Darüber hinaus leidet der Schiedsspruch an mindestens einem weiteren Mangel. Die Schiedsstelle hat die Grenzen des Schiedsauftrages überschritten, indem sie eine Jahrespauschale von 500 EUR hinsichtlich der Personalnebenkosten unberücksichtigt gelassen hat, die vom Beklagten bereits anerkannt worden war.

Diese beiden Mängel führen bereits zur Aufhebung des Schiedsspruches.

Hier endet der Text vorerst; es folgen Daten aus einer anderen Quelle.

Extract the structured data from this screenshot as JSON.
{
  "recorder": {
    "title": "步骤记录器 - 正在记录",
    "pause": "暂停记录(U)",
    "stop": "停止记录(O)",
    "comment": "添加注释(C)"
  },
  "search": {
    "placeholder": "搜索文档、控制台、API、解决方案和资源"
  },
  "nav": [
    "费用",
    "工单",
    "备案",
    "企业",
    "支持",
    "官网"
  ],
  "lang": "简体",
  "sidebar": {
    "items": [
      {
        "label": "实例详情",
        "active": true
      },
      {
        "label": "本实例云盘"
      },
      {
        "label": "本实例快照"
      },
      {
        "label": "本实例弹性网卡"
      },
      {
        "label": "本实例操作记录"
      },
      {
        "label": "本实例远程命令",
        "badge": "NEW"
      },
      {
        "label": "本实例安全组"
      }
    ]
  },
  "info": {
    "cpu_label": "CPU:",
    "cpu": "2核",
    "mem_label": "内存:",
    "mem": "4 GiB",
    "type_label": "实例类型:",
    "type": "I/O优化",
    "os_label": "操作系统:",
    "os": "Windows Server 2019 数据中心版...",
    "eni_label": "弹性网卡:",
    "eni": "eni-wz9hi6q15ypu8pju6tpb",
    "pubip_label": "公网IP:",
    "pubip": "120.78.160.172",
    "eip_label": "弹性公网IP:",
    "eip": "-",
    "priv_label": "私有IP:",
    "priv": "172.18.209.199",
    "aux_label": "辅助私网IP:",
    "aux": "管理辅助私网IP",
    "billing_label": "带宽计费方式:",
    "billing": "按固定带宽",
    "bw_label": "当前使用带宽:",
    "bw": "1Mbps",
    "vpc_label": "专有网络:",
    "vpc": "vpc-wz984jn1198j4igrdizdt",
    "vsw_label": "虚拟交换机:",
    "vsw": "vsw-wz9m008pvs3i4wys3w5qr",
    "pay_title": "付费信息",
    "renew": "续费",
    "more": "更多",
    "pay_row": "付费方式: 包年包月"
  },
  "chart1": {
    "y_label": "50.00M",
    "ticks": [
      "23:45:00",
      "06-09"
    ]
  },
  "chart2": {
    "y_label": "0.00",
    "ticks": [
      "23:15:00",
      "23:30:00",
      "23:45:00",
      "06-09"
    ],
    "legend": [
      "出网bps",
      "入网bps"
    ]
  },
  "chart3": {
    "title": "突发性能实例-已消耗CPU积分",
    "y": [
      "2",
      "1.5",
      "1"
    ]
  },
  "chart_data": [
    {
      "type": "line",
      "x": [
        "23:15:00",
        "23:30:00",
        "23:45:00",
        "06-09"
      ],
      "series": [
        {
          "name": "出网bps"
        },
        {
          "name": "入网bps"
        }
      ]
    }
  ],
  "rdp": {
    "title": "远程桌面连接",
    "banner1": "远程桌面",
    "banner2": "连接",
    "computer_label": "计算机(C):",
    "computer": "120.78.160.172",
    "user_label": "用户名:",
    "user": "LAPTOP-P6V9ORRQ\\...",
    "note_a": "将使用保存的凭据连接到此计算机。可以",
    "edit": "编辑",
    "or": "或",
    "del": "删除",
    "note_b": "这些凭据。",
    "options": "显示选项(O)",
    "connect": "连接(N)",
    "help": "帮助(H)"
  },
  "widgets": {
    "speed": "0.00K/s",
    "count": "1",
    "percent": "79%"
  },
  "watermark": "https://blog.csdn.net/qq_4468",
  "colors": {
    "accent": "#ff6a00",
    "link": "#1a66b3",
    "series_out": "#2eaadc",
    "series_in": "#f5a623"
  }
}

Offen bleiben kann danach, ob die weiteren von der Klägerin gerügten Mängel vorliegen. Hinsichtlich des von der Klägerin gerügten Begründungsausfalls bei der Berücksichtigung von Wagnis und Gewinn weist der Senat gleichwohl darauf hin, dass bezüglich dieses Punktes zwar die Schiedsstelle erkennbar der Position des Beklagten folgt. Allerdings erfordert diese Position im Hinblick auf die wirtschaftliche Rationalität der Entscheidung naturgemäß einen erheblichen Begründungsaufwand, gerade auch angesichts der im Erörterungstermin zu Tage getretenen grundlegenden Differenzen in der jeweiligen Berechnungsweise der Beteiligten. Der Senat hegt zumindest Zweifel, ob hinreichend erkennbar ist, wie die gefundene Abwägung durch die Schiedsstelle Eingang in die Begründung des Schiedsspruchs gefunden hat (vgl. zu den entsprechenden, allerdings höchst einzelfallbezogenen Begründungsanforderungen auch LSG Berlin-Brandenburg, Urteil vom 30. September 2015 – L 15 SO 308/14 KL –, Rn. 52 ff.).

Bei der Kostenentscheidung, die aus § 197a SGG i.V.m. §§ 154 Abs. 1, 155 Abs. 2 Verwaltungsgerichtsordnung folgt, wurde der zurückgenommene Feststellungsantrag mit 1/6 berücksichtigt.

Revisionszulassungsgründe nach § 160 Abs. 2 SGG sind nicht ersichtlich.